12. Education in concord
EDUCATION IN CONCORD
towards a knowledge system of moral naturalism
Concord is a town in N.E Massachusetts, and it was there that Henry David Thoreau (1817-1862), emerged as one of an Anglo-American group of nineteenth-century Romantics who were the first great environmental subversives of modem times. The Romantic approach to nature was fundamentally ecological in that is was concerned with relation, interdependence, and holism.  Thoreau wrote about the lands around his home in Concord, and the ways they had been altered by two centuries of European colonisation.  In these meditations on history and place he was one of the first Americans to articulate a philosophy about the value of environmental heritage and the need for its conservation. 

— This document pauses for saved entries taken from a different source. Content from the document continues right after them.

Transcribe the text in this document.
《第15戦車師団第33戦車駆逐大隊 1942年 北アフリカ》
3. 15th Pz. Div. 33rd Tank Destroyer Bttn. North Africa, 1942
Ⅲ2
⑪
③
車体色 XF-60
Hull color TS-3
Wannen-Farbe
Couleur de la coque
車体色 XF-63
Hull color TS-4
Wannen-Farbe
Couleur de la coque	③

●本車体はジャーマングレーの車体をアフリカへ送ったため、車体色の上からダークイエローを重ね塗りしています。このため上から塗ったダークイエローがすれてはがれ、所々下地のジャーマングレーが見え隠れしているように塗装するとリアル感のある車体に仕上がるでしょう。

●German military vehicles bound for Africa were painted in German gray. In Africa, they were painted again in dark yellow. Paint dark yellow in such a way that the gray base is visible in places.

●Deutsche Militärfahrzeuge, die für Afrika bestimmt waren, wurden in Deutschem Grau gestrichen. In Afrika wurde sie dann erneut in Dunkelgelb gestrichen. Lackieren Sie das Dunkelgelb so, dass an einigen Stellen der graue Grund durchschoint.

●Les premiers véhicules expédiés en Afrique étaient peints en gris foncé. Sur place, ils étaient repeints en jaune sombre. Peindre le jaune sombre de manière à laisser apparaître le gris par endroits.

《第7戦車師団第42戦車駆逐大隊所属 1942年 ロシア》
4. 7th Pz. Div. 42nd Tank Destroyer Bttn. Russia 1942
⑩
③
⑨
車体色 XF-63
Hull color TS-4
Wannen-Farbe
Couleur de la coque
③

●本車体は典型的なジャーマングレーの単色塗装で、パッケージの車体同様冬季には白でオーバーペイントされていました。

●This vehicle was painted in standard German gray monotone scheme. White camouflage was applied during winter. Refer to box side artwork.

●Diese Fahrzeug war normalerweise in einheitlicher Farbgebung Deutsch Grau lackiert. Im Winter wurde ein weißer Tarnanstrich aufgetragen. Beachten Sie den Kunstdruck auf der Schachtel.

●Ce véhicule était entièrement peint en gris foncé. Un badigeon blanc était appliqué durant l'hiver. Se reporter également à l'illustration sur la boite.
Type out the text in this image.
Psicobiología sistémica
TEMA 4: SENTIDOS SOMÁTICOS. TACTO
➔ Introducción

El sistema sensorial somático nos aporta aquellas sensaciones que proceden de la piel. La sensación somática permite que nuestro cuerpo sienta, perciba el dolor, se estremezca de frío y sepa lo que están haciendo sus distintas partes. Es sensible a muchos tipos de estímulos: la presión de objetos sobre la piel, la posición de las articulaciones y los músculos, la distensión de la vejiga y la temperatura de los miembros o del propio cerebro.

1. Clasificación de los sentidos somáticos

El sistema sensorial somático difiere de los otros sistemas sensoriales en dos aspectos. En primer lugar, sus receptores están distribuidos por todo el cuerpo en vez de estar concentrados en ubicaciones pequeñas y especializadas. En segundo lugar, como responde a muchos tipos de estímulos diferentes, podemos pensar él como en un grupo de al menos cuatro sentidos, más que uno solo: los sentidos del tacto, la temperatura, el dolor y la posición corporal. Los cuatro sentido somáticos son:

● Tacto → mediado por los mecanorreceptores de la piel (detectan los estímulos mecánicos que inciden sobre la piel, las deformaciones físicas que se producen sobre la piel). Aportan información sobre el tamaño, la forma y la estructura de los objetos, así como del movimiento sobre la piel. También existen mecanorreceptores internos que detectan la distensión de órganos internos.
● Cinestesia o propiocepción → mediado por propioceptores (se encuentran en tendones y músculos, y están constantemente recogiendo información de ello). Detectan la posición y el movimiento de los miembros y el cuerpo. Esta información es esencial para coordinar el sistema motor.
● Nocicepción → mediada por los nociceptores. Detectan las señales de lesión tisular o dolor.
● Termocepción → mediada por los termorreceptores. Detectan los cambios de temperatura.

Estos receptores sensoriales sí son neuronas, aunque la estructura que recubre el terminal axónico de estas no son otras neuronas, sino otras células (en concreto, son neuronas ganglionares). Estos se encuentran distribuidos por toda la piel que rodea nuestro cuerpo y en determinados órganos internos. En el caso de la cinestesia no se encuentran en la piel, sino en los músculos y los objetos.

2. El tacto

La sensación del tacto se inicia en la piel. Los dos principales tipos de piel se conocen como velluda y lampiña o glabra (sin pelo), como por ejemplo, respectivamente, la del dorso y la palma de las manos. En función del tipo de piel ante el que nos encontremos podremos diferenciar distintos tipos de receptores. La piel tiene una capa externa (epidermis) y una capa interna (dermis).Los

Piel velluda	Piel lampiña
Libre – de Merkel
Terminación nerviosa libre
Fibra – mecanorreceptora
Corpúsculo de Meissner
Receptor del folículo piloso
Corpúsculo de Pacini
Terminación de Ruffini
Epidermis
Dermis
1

His musings were concerned with identifying landmarks as the remains of former interactions of human social systems with ecosystems.  People add notional attachments to these landmarks based on ideas generated by coming into contact with them. These random collisions between place and imagination illustrate the inevitable creative stimulus of combining wildlife and people.  This important intellectual outcome illustrates the progression of civilisation carried forward by myth and legend attached to landmarks such as marshes, ruins, and churchyards.  These thoughts in place are expressed as writings and art works.  They are creative elements of personal knowledge systems about the values of cultural heritage and the need to inject these values into systems of conservation management.  Most of us, when we think about it, realize that after our own direct experience of wildness, art and literature, myth and lore have contributed most to our love of wild places, animals, plants, even, perhaps, to our love of human wildness. For here is the language of imagination that we so desperately need in order to articulate the true meaning of conservation and have the medium so necessary to communicate a shared vision.
Thoreau's thoughts about the juxtaposition of wildness and economic development highlight the importance of notional values created by the people who have day-to-day contact with places they wish to conserve.  What is unsettling is that these people, who have led a life of intimate contact with nature at its wildest– a halibut fisherman plying the currents of the Gulf of Alaska, an Inuit whale hunter, a rancher tending a small cow-calf operation, a logger with a chainsaw–are perceived as the enemies of preservation.
The friends of preservation, on the other hand, are often city folk who depend on vacations in wilderness areas and national parks for their (necessarily) limited experience of wildness. The difference in degree of experience of wildness, the dichotomy of friends/enemies of preservation, and the notorious inability of these two groups to communicate shared values indicates the depth of our muddle about wilderness and wildness.  It suggests again and again the increasingly desperate nature of our struggle.  At the heart of the dilemma is the fact that urban  human beings are no longer residents of wild nature, hence we no longer consider ourselves part of a biological order.
The two cultures can only be bridged through an education in moral naturalism; an education that incorporates conservation and economic development as the two pillars of applied knowledge for a sustainable future.